Feb 1, 2010
Royal Caribbean International, the second largest cruise ship line in the world, continues to use Haiti as one of its port stops. The line regularly stops there carrying hundreds, or even thousands, of tourists on their dream trip to the private beaches of Labadie, about 90 miles from Port-au-Prince. This company location, rented from the Haitian government since 1985, is enclosed in a barbed-wire fence ten feet tall, patrolled by armed guards.
Royal Caribbean declared it was not simply motivated by profits, but equally concerned for the Haitian people. It promised to give a million dollars in aid – the equivalent of profits gained in Haiti. It said it would bring some supplies to aid the survival efforts on each voyage. The company president dared to argue that ending the cruises would mean abandoning Haiti because Royal Caribbean provides a few jobs for Haitians.

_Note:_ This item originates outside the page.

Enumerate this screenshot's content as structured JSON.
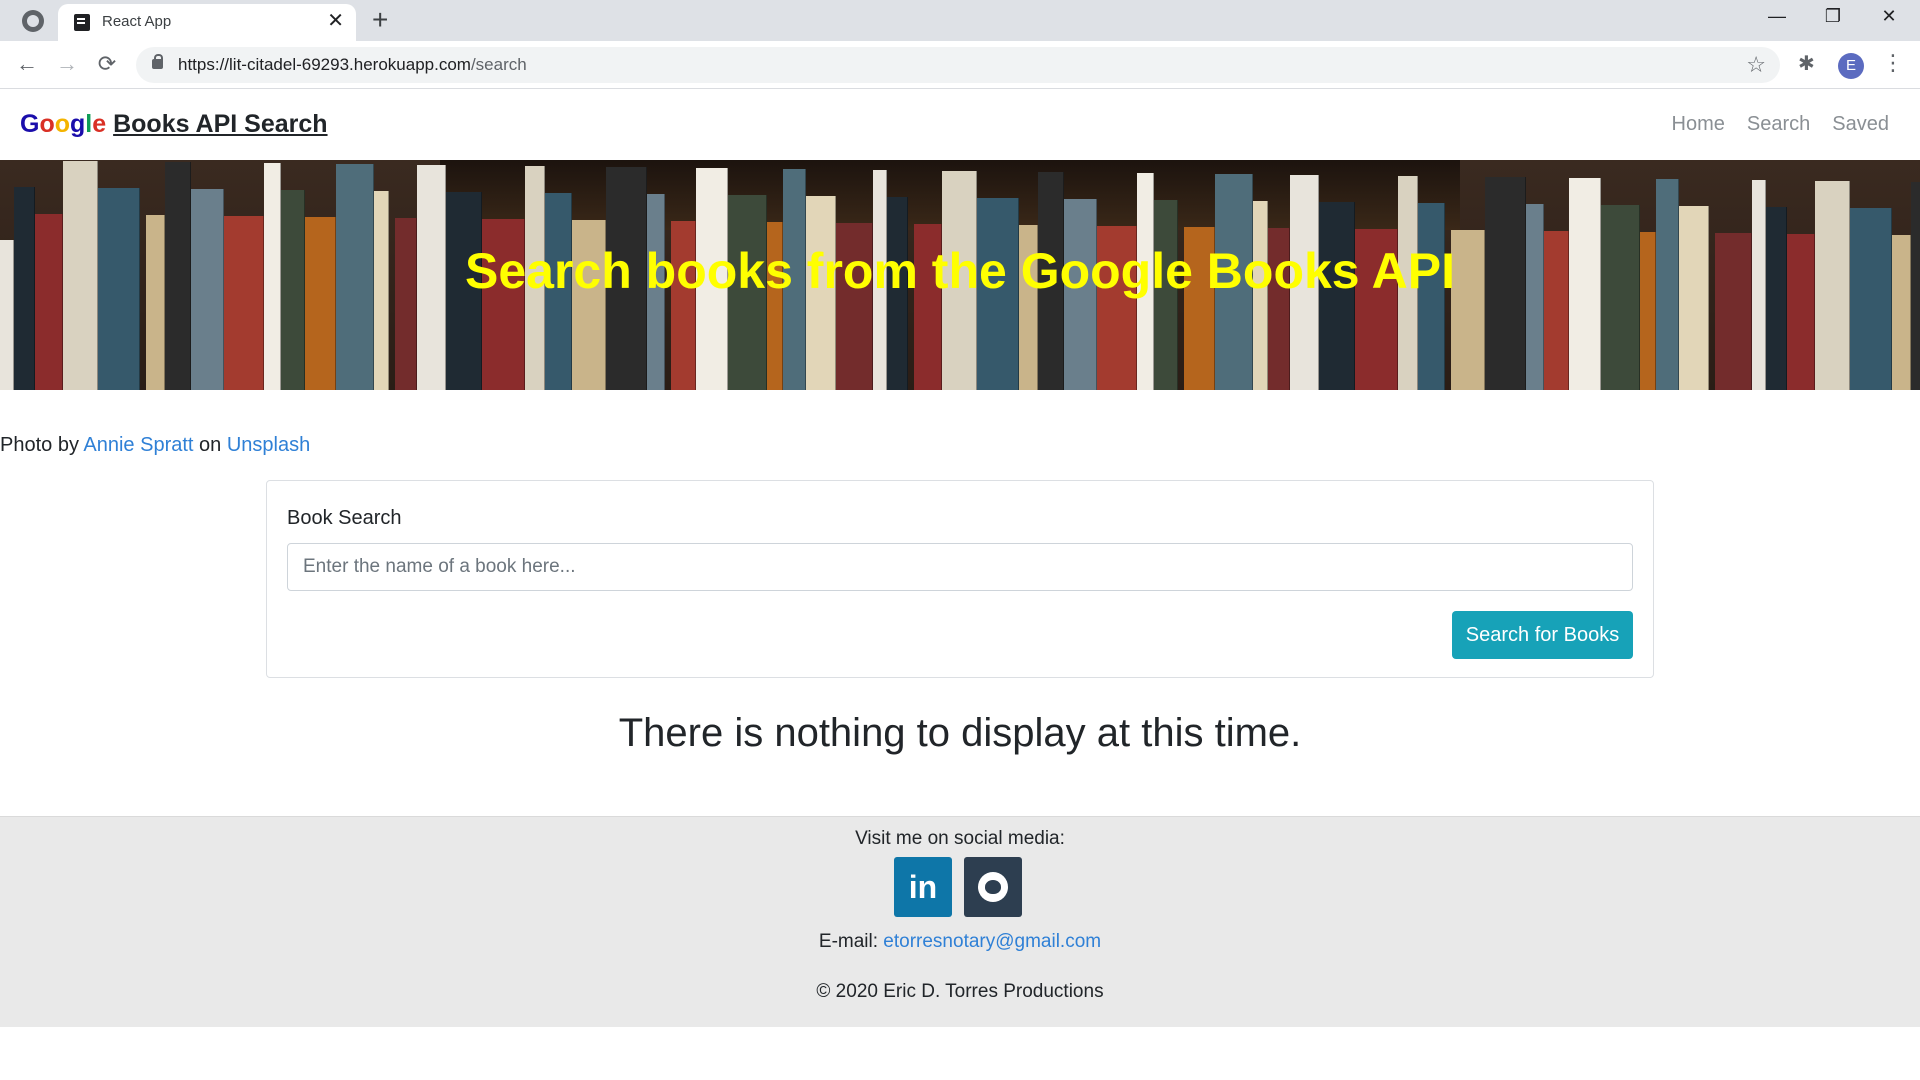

The four cruise ships that make trips to Labadie can carry 5000 people or more, with enough supplies to last a week. These ships carry water that could be used for drinking, but instead goes into swimming pools. They produce enough electricity to light up an entire town. Royal Caribbean, using the boats with which it ferries tourists ashore, could have helped evacuate thousands of wounded Haitians.
But instead of requisitioning this fleet of ships, the big powers that claim to be doing all they can, don’t demand the boats be used to aid the Haitian people during this disaster.
This is what they have done in times of war, using passenger liners to transport troops. But no matter what Obama and other politicians say, no one is declaring war against misery in Haiti.